Misteri Lukisan Tengkorak Bab 19 : Ikan Rebus

19. Ikan Rebus.

Kode rahasia yang ditinggalkan Yan Yu-sim sepanjang perjalanan hanya dipahami anak buah Li-thayjin, orang lain jangan harap memahaminya.

Bahkan Leng-hiat pun tidak paham.

Dia memang bukan Tui-beng (si Pengejar nyawa).

Seandainya dia adalah Tui-beng, terlepas kode rahasia itu dipahami atau tidak, ia pasti akan melacak dan berusaha mencari tahu.

Cahaya bintang bertaburan di angkasa, sinar lentera yang memancar keluar dari balik kuil pun kelihatan lamat-lamat, membuat suasana dalam hutan tidak terasa terlalu gelap.

Leng-hiat merasa hatinya sedikit sendu.

Sambil menyeka peluh yang mulai membasahi jidatnya, ia bersandar pada sebatang pohon sebelum merosot duduk ke tanah, pikirnya, "Dimana letak kesalahannya? Apakah dia salah arah? Masih sempatkah kedatangannya atau sudah terlambat?"
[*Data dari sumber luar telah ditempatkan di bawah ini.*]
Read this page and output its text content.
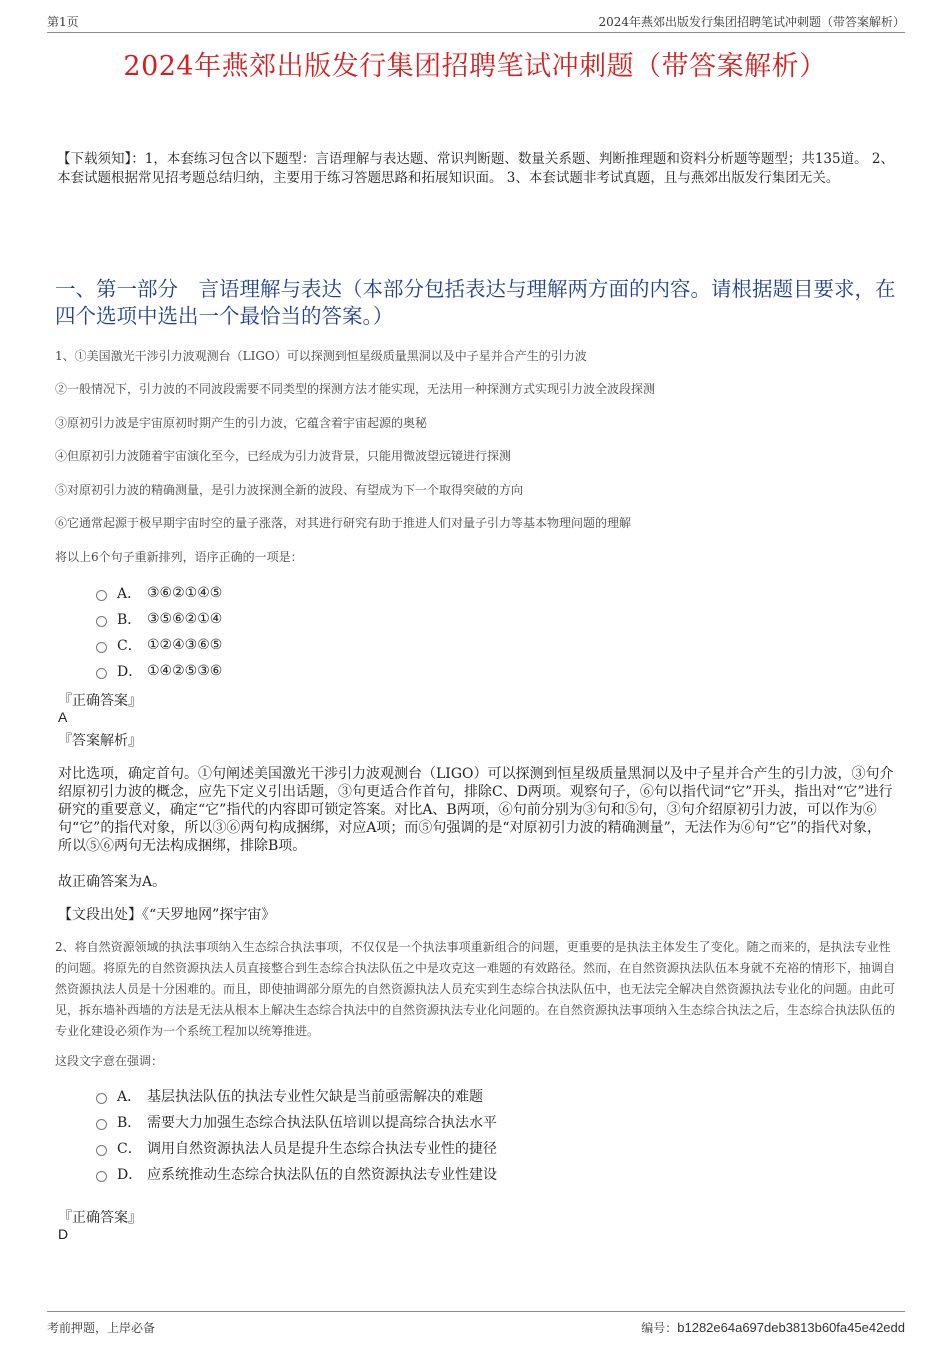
第1页	2024年燕郊出版发行集团招聘笔试冲刺题（带答案解析）
2024年燕郊出版发行集团招聘笔试冲刺题（带答案解析）
【下载须知】：1，本套练习包含以下题型：言语理解与表达题、常识判断题、数量关系题、判断推理题和资料分析题等题型；共135道。 2、本套试题根据常见招考题总结归纳，主要用于练习答题思路和拓展知识面。 3、本套试题非考试真题，且与燕郊出版发行集团无关。
一、第一部分　言语理解与表达（本部分包括表达与理解两方面的内容。请根据题目要求，在四个选项中选出一个最恰当的答案。）
1、①美国激光干涉引力波观测台（LIGO）可以探测到恒星级质量黑洞以及中子星并合产生的引力波
②一般情况下，引力波的不同波段需要不同类型的探测方法才能实现，无法用一种探测方式实现引力波全波段探测
③原初引力波是宇宙原初时期产生的引力波，它蕴含着宇宙起源的奥秘
④但原初引力波随着宇宙演化至今，已经成为引力波背景，只能用微波望远镜进行探测
⑤对原初引力波的精确测量，是引力波探测全新的波段、有望成为下一个取得突破的方向
⑥它通常起源于极早期宇宙时空的量子涨落，对其进行研究有助于推进人们对量子引力等基本物理问题的理解
将以上6个句子重新排列，语序正确的一项是：
A． ③⑥②①④⑤
B． ③⑤⑥②①④
C． ①②④③⑥⑤
D． ①④②⑤③⑥
『正确答案』
A
『答案解析』
对比选项，确定首句。①句阐述美国激光干涉引力波观测台（LIGO）可以探测到恒星级质量黑洞以及中子星并合产生的引力波，③句介绍原初引力波的概念，应先下定义引出话题，③句更适合作首句，排除C、D两项。观察句子，⑥句以指代词“它”开头，指出对“它”进行研究的重要意义，确定“它”指代的内容即可锁定答案。对比A、B两项，⑥句前分别为③句和⑤句，③句介绍原初引力波，可以作为⑥句“它”的指代对象，所以③⑥两句构成捆绑，对应A项；而⑤句强调的是“对原初引力波的精确测量”，无法作为⑥句“它”的指代对象，所以⑤⑥两句无法构成捆绑，排除B项。
故正确答案为A。
【文段出处】《“天罗地网”探宇宙》
2、将自然资源领域的执法事项纳入生态综合执法事项，不仅仅是一个执法事项重新组合的问题，更重要的是执法主体发生了变化。随之而来的，是执法专业性的问题。将原先的自然资源执法人员直接整合到生态综合执法队伍之中是攻克这一难题的有效路径。然而，在自然资源执法队伍本身就不充裕的情形下，抽调自然资源执法人员是十分困难的。而且，即使抽调部分原先的自然资源执法人员充实到生态综合执法队伍中，也无法完全解决自然资源执法专业化的问题。由此可见，拆东墙补西墙的方法是无法从根本上解决生态综合执法中的自然资源执法专业化问题的。在自然资源执法事项纳入生态综合执法之后，生态综合执法队伍的专业化建设必须作为一个系统工程加以统筹推进。
这段文字意在强调：
A． 基层执法队伍的执法专业性欠缺是当前亟需解决的难题
B． 需要大力加强生态综合执法队伍培训以提高综合执法水平
C． 调用自然资源执法人员是提升生态综合执法专业性的捷径
D． 应系统推动生态综合执法队伍的自然资源执法专业性建设
『正确答案』
D
考前押题，上岸必备	编号：b1282e64a697deb3813b60fa45e42edd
Yang terpenting, apakah Ko Hong-liang, Tong Keng dan Ting Tong-ih sudah tertimpa musibah? Bagaimana nasib mereka selanjutnya?

Pada saat itulah terdengar suara langkah kaki sempoyongan berkumandang.

Seorang kakek kurus kering yang mengenakan pakaian semrawut, berjalan sempoyongan sambil terbatuk-batuk tiada hentinya.

Orang itu berjalan sambil terbatuk-batuk, ketika batuknya sudah tak tahan, sekujur badannya mulai mengejang keras, lalu sambil bersandar di sebatang pohon dia mulai mengatur napasnya yang tersengal.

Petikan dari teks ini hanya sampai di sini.